Of course,that's when the customers were all White.Now,if there were drive-ins,the blacks would have shootouts at every showing.


--GRA

Anonymous said...

Maybe you will enjoy this: photos of movie theatres showing horror-sf movies from the 30s through the 70s:
http://www.universalmonsterarmy.com/forum/index.php?topic=19842.0
-RM

David In TN said...

TCM's Film Noir of the Week Saturday Night-Sunday Morning at 12:30 and 10 a.m. ET is Richard Quine's Pushover (1954) with Fred MacMurray, Kim Novak, Phil Carey, Dorothy Malone, E.G. Marshall, Paul Richards.

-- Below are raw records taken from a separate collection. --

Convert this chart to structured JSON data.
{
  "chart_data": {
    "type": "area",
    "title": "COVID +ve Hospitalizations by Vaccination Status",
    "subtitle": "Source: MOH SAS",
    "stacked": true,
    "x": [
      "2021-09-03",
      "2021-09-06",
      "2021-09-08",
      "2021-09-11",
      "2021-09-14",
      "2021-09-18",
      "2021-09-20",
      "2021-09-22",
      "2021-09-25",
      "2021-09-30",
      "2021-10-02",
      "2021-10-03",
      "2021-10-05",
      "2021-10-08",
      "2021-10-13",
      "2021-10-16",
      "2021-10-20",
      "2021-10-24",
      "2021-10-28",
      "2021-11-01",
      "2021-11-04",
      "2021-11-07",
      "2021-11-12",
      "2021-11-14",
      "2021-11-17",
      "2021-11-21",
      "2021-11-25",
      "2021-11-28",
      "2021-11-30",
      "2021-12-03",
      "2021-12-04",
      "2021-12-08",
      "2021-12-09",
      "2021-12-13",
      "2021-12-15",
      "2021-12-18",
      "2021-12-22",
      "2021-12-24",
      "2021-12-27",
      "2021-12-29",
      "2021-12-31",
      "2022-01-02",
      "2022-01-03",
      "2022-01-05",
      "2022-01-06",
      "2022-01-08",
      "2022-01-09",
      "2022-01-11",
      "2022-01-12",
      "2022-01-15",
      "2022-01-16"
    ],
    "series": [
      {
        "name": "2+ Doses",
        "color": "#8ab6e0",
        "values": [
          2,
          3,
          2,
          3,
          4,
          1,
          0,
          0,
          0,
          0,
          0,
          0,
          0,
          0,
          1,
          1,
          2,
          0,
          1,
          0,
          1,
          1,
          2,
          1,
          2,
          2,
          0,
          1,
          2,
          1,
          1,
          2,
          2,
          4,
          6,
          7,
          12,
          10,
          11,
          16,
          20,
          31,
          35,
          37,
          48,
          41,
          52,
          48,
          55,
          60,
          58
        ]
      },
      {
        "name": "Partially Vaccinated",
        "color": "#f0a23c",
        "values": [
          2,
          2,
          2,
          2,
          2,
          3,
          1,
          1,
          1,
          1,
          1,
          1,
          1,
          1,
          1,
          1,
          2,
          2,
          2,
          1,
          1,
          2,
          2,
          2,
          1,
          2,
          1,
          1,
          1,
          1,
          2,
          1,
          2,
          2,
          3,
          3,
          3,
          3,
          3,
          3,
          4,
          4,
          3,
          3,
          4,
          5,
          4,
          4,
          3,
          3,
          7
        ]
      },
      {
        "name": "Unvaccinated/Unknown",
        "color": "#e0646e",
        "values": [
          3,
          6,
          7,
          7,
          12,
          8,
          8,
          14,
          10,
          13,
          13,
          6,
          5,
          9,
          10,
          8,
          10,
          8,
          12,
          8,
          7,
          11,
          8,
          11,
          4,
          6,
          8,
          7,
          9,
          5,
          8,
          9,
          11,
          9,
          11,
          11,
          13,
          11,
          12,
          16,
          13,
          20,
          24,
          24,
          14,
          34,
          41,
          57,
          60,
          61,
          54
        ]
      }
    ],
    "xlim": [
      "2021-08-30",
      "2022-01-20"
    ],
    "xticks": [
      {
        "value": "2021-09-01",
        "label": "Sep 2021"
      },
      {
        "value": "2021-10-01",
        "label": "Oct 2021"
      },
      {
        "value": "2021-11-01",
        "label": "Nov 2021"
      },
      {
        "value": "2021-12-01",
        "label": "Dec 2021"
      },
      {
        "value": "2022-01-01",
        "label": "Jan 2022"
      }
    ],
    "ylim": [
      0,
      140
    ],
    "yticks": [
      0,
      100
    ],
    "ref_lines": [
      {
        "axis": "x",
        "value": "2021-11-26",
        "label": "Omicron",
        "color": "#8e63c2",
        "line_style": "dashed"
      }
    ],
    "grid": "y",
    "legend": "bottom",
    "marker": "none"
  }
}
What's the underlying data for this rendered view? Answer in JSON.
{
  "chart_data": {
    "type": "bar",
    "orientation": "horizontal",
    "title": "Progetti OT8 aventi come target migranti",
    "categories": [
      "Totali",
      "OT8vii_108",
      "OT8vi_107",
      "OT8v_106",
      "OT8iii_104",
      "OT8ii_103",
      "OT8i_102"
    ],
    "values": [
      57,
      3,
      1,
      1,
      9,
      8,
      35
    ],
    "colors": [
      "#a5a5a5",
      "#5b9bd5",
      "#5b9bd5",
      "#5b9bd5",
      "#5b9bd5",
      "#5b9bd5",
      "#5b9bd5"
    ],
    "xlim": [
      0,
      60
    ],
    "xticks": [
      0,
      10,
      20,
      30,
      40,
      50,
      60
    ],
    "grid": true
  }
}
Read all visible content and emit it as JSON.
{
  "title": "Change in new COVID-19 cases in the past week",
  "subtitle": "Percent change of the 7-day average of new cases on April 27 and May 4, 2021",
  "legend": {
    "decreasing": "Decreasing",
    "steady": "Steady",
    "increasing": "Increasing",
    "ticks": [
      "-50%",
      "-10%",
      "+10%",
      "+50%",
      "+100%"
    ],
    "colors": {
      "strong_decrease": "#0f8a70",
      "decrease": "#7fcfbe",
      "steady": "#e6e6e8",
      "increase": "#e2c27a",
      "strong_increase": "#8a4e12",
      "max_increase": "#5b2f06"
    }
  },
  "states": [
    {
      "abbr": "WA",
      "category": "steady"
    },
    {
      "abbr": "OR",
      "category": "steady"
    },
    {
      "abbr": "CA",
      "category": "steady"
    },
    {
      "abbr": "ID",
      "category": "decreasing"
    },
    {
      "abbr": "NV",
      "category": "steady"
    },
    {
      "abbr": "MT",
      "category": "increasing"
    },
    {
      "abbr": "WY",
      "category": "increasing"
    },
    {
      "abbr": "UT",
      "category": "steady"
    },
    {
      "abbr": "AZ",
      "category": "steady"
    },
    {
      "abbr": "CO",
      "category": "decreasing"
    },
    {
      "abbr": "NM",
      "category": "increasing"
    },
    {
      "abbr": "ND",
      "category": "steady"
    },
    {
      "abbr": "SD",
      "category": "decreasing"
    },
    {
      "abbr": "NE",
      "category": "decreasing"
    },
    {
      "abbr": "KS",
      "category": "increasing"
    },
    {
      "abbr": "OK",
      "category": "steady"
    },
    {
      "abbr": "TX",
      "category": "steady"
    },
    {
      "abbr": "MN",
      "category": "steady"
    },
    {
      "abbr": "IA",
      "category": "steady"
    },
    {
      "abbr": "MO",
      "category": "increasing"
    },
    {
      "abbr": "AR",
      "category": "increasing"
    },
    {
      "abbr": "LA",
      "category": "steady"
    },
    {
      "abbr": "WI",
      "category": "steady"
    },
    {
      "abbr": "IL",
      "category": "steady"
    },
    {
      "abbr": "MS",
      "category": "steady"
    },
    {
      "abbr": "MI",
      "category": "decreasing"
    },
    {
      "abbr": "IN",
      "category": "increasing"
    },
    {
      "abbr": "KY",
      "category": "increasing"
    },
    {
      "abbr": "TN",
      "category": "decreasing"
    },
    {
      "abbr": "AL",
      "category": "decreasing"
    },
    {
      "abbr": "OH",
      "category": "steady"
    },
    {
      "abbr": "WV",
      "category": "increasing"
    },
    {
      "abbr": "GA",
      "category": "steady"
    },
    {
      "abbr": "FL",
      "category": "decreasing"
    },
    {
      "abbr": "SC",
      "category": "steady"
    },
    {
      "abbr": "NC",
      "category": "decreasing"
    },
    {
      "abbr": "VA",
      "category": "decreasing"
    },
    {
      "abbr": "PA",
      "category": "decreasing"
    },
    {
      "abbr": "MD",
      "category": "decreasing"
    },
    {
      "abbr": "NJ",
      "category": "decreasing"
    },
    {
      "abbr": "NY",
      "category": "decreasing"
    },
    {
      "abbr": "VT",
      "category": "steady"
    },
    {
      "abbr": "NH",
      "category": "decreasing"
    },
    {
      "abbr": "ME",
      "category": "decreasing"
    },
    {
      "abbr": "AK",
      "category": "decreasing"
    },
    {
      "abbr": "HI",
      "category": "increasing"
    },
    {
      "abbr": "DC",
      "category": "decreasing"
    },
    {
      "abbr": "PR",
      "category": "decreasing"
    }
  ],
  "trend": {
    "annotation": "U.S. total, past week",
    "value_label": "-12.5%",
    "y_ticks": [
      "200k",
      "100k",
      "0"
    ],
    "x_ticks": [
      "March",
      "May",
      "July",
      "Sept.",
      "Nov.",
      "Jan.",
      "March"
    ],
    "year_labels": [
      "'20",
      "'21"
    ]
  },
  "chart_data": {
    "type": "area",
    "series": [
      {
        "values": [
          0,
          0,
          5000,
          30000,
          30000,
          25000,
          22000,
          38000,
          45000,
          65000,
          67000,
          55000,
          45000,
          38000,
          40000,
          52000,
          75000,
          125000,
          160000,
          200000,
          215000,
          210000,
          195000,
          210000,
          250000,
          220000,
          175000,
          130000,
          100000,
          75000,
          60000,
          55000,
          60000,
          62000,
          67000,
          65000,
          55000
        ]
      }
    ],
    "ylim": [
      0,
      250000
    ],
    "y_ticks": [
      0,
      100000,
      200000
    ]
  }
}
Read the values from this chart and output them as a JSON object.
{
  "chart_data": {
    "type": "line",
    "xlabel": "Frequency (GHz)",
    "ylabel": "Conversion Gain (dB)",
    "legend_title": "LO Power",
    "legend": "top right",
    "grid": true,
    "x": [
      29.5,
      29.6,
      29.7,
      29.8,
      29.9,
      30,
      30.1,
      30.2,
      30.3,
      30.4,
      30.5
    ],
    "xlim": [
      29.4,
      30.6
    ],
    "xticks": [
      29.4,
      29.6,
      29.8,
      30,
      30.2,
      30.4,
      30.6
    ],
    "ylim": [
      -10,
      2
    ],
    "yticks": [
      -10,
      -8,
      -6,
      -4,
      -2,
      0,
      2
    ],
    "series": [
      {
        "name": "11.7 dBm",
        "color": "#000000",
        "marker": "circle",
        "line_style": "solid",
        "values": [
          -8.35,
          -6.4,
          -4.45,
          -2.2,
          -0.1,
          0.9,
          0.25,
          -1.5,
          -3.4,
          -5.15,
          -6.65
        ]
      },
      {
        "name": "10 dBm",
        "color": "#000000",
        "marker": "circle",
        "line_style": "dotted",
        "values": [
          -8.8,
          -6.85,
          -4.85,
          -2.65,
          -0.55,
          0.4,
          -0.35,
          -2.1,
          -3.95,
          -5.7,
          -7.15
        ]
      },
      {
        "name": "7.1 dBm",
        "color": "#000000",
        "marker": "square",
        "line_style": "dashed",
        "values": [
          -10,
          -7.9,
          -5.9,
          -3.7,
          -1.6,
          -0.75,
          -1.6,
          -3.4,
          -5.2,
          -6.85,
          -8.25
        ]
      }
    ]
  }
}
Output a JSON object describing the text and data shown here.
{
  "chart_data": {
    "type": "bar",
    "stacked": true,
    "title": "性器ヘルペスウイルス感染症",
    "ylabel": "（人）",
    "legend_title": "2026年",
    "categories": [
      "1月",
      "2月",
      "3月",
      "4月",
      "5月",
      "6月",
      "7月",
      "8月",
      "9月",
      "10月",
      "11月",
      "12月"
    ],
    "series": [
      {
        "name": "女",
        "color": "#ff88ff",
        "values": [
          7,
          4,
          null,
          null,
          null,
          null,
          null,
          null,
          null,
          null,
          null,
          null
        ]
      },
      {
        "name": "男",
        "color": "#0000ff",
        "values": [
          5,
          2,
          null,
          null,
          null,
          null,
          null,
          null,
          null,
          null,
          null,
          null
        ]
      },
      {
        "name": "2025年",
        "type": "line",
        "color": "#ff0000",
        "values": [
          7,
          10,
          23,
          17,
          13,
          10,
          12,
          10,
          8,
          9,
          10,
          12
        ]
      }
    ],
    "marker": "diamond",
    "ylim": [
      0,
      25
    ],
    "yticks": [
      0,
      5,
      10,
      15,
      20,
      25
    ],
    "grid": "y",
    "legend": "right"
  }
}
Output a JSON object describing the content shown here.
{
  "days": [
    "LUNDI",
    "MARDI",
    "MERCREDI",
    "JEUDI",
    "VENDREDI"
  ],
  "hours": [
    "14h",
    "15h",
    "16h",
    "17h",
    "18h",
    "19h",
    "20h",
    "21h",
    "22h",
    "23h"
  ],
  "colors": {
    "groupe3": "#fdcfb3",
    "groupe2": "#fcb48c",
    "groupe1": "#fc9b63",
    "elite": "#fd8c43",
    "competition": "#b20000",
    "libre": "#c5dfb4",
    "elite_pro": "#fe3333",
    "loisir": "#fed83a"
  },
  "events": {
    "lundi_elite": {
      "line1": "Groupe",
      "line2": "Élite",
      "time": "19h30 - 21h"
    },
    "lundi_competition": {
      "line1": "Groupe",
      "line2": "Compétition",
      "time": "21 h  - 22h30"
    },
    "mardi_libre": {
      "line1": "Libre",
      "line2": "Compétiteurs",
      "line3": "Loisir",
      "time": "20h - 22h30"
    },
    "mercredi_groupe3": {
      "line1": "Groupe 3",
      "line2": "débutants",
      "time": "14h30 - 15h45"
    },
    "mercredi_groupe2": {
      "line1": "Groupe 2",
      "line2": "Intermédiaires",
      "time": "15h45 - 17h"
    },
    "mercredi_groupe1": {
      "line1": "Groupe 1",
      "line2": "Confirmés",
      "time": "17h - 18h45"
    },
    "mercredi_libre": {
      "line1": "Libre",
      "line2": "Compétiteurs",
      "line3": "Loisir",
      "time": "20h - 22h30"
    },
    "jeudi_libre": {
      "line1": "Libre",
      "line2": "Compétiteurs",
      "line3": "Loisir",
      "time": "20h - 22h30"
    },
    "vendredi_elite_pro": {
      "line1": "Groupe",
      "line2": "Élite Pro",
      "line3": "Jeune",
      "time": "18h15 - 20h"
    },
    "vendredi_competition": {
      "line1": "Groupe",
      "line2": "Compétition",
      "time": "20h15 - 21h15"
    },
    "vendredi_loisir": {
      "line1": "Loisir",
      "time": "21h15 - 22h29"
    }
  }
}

Film Noir Guide: "MacMurray plays a good cop gone bad over a gorgeous dame and a case full of money. As part of an undercover operation to catch Novak's bank robber boyfriend (Richards), MacMurray romances her while he and partner Carey spy on her with binoculars and tape her phone conversations, hoping that Richards will show up with the 250 Gs from a recent bank heist. Although Novak discovers his deception, she realizes that she loves him anyway and tempts him with a plan to kill Richards and run off with the dough."

"At first, he's repulsed, but later agrees to her plan, which, of course, immediately goes awry. Watching MacMurray's world crumble around him might arouse some viewer sympathy and a secret hope that he'll get away with it, but this has happened to too many film noir characters too many times to expect a different outcome now (to MacMurray himself in Double Indemnity and to Charles McGraw in Roadblock, among others)."

"Malone plays Novak's next-door neighbor, a nurse whom the lecherous Carey has been admiring from afar with his binoculars. Marshall, who went on to star in the highly successful 1960s TV series The Defenders, has a small role as MacMurray's boss."

"This is a fast-moving, nicely acted film, a worthy addition to the bad cop theme so prevalent in film noir."

David In TN: This is another one that's been on Noir Alley before. A good example of the "sap falls for the wrong woman leading to his destruction" trope.